# My Pets



## kodkingvegeta (Aug 7, 2009)

As soon as I find the cord to my camera (kids walked off with it), then I will post some pictures of my other pets. But I can tell you about them.

I have 2 Pew Male Mice, there names are Charlie and Hurley, I got them as a par living together so I decide to keep them together, and they have been doing fine (I know your not to keep 2 male mice together otherwise they fight). Then I have 1 Pew female mouse, her name is Lady, I have 2 black mice, one has a white spot on her back, the one with the spot is named Spot (lol), the other black mouse, I havn't named yet. I have 1 white and cream spotted female mouse, her name is Cookie Dough, then I have 1 light brown female mouse, I havn't named her eather.

Then tomorrow I am getting a 1 and a half yr old male Ferret, his name is Charlie also , hes coming with a HUGE 2 story cage, a hammock all his toys and other stuff. This women that works at my local pet store, adopted one of my rescue rats, and I asked her if I could play with the Ferrets in the pet store (I know her pretty well), she said yes and opened the cage and let me play with them. Then she asked me If I wanted one, I said I can't afford to buy one, she then told me she has 3, and they all came to her as donates (people no longer wanting them, and she takes them in). 

I asked her if she was going to charge a adoption fee, she said no, and that I could even have his cage (which she got when she got him). So tomorrow I will be picking him up.


----------



## Stace87 (Jun 24, 2008)

Male mice can be kept together. You just have to be prepared for the possibility of having two cages if they do fight. Some may be fine together their whole lives.

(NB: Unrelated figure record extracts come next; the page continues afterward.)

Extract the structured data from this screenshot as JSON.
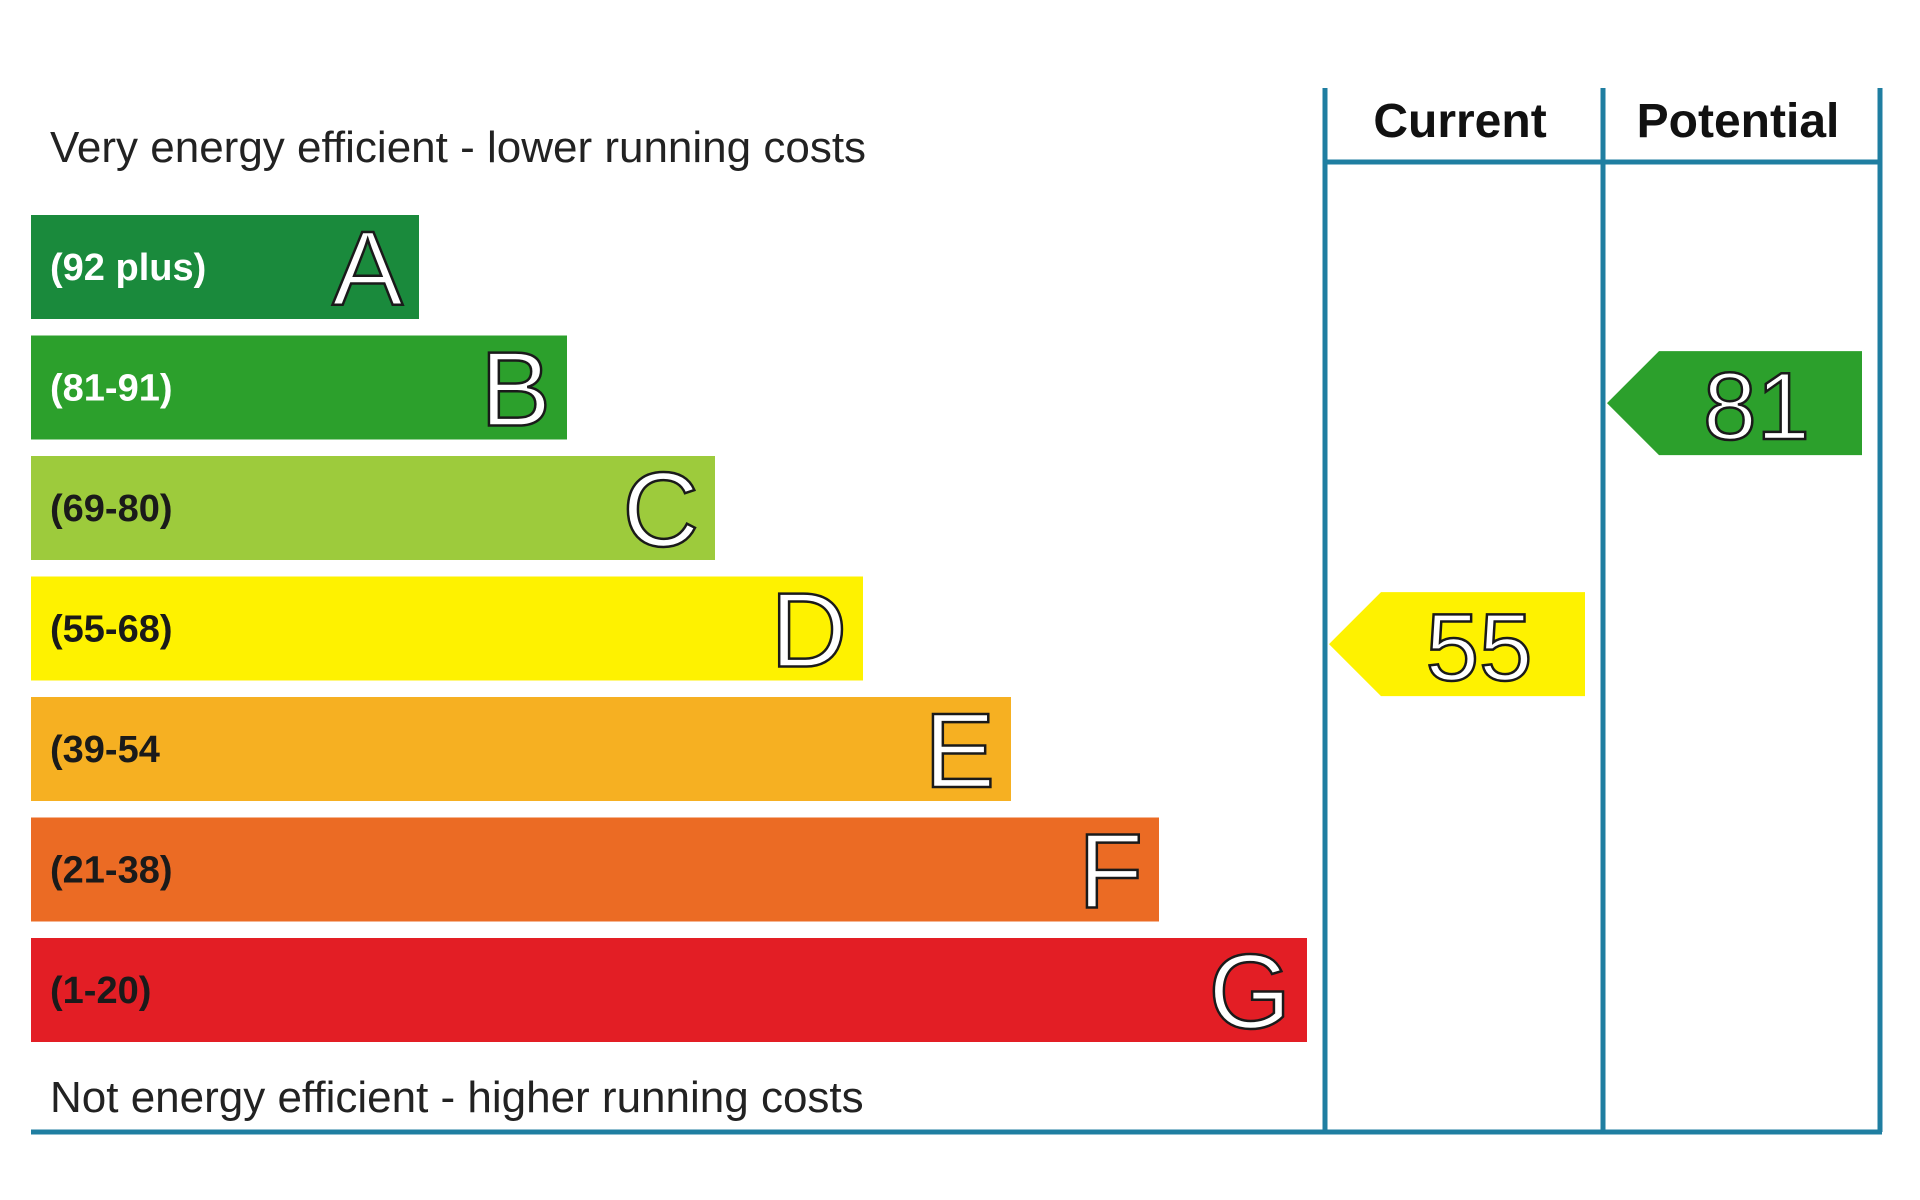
{
  "chart_data": {
    "type": "bar",
    "top_label": "Very energy efficient - lower running costs",
    "bottom_label": "Not energy efficient - higher running costs",
    "columns": [
      "Current",
      "Potential"
    ],
    "bands": [
      {
        "letter": "A",
        "range": "(92 plus)",
        "min": 92,
        "max": 100,
        "color": "#1a8a3c",
        "text_color": "#ffffff"
      },
      {
        "letter": "B",
        "range": "(81-91)",
        "min": 81,
        "max": 91,
        "color": "#2ca02c",
        "text_color": "#ffffff"
      },
      {
        "letter": "C",
        "range": "(69-80)",
        "min": 69,
        "max": 80,
        "color": "#9dcb3c",
        "text_color": "#1a1a1a"
      },
      {
        "letter": "D",
        "range": "(55-68)",
        "min": 55,
        "max": 68,
        "color": "#fef200",
        "text_color": "#1a1a1a"
      },
      {
        "letter": "E",
        "range": "(39-54",
        "min": 39,
        "max": 54,
        "color": "#f6b022",
        "text_color": "#1a1a1a"
      },
      {
        "letter": "F",
        "range": "(21-38)",
        "min": 21,
        "max": 38,
        "color": "#eb6b24",
        "text_color": "#1a1a1a"
      },
      {
        "letter": "G",
        "range": "(1-20)",
        "min": 1,
        "max": 20,
        "color": "#e31e25",
        "text_color": "#1a1a1a"
      }
    ],
    "current": {
      "value": 55,
      "band": "D",
      "color": "#fef200"
    },
    "potential": {
      "value": 81,
      "band": "B",
      "color": "#2ca02c"
    },
    "frame_color": "#1f7ea1"
  }
}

Will you be getting a second ferret? They're sociable animals like rats and should really be kept in at least pairs. Do the 3 ferrets this woman has live together?


----------



## kodkingvegeta (Aug 7, 2009)

Hmmmmmm.............I never did ask if she has them all in one cage. But I don't think she dose, other wise she wouldn't have offered me his cage. And later down the road I do plan to get another Ferret. But for now, 1 at a time.


----------